Some of you may be wondering if ukiyo-e is going to play any part at all in this set - we have seen none yet - and I can ask you not to worry, because of course we will be visiting that genre too, probably any number of times before the end. But as long-time collectors of mine well know, I consider it very much a 'mission' to help people understand that the Japanese print lives in a wider world than simply that of the ukiyo-e courtesans and actors with which we are all most familiar.
In fact, one of my motivations in creating a series of prints like this is to help erase in people's minds the equation that 'The Japanese Print' = 'Ukiyo-e'. Ukiyo-e is simply one of the types of image that can be created with this 'technology'.
At the moment that I am writing this newsletter item, I have yet to decide on the topic for the fourth print in the series. I have a very long list of topics and themes to choose from, a list that I will never see the end of.
Here are a few random notes about the series:
As you can see from these images, each of the prints has a title written in elegant calligraphy. Just as with my previous Mystique series, this is being prepared for me by our friend Mrs. Yoko Tauchi, who has been a long-time supporter of my work.
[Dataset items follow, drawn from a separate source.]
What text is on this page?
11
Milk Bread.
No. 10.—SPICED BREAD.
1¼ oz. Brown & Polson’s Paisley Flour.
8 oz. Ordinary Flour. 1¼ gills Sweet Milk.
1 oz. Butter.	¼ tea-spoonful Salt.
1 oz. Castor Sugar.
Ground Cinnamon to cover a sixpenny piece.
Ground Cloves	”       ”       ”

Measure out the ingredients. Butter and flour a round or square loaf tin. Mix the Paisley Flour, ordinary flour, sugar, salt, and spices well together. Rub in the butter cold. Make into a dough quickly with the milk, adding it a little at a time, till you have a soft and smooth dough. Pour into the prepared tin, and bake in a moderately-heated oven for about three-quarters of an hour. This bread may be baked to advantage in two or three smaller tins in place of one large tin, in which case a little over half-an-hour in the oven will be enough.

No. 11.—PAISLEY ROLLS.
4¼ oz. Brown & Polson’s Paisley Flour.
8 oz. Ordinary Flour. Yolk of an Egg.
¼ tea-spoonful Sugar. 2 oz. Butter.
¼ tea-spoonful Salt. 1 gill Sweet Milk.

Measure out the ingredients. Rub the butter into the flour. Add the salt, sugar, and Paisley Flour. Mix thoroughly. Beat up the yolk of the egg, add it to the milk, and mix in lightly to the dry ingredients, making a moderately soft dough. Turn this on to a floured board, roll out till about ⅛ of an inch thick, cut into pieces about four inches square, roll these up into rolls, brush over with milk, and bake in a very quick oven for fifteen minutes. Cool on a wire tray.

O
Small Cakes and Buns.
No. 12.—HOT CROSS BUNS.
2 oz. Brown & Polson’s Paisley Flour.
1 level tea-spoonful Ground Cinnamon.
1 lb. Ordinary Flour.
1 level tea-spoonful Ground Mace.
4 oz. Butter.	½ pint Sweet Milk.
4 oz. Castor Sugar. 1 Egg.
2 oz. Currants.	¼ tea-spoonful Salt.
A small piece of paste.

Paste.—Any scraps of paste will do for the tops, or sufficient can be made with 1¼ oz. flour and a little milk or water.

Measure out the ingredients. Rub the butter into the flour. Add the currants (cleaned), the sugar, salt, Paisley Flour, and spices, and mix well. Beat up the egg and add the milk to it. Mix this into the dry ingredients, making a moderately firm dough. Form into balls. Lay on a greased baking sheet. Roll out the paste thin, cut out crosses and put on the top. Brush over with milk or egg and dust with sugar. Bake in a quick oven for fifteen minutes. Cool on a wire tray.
My requests to her are always 'last minute' - "I want to start carving tomorrow ..." - but she never complains, and always sends me a selection of different styles to choose from. Her assistance with this work is much appreciated.
I mentioned in the previous issue of this newsletter that the paulownia storage boxes for this series are being made right here in our own shop, unlike the cases for the previous Mystique series, which were ordered from professional woodworkers. Our woodworking ability doesn't quite match theirs, leaving me with mixed feelings. Whenever I see woodblock prints made by not-so-experienced amateurs, I notice that the prints usually differ from each other - they look 'home made', whereas my own ideal is to make all 200 prints in a batch look exactly the same. But when making these wooden cases, my 'amateur' status clearly shows, and these too look somewhat 'home-made'.
Ah well, isn't home cooking always more tasty?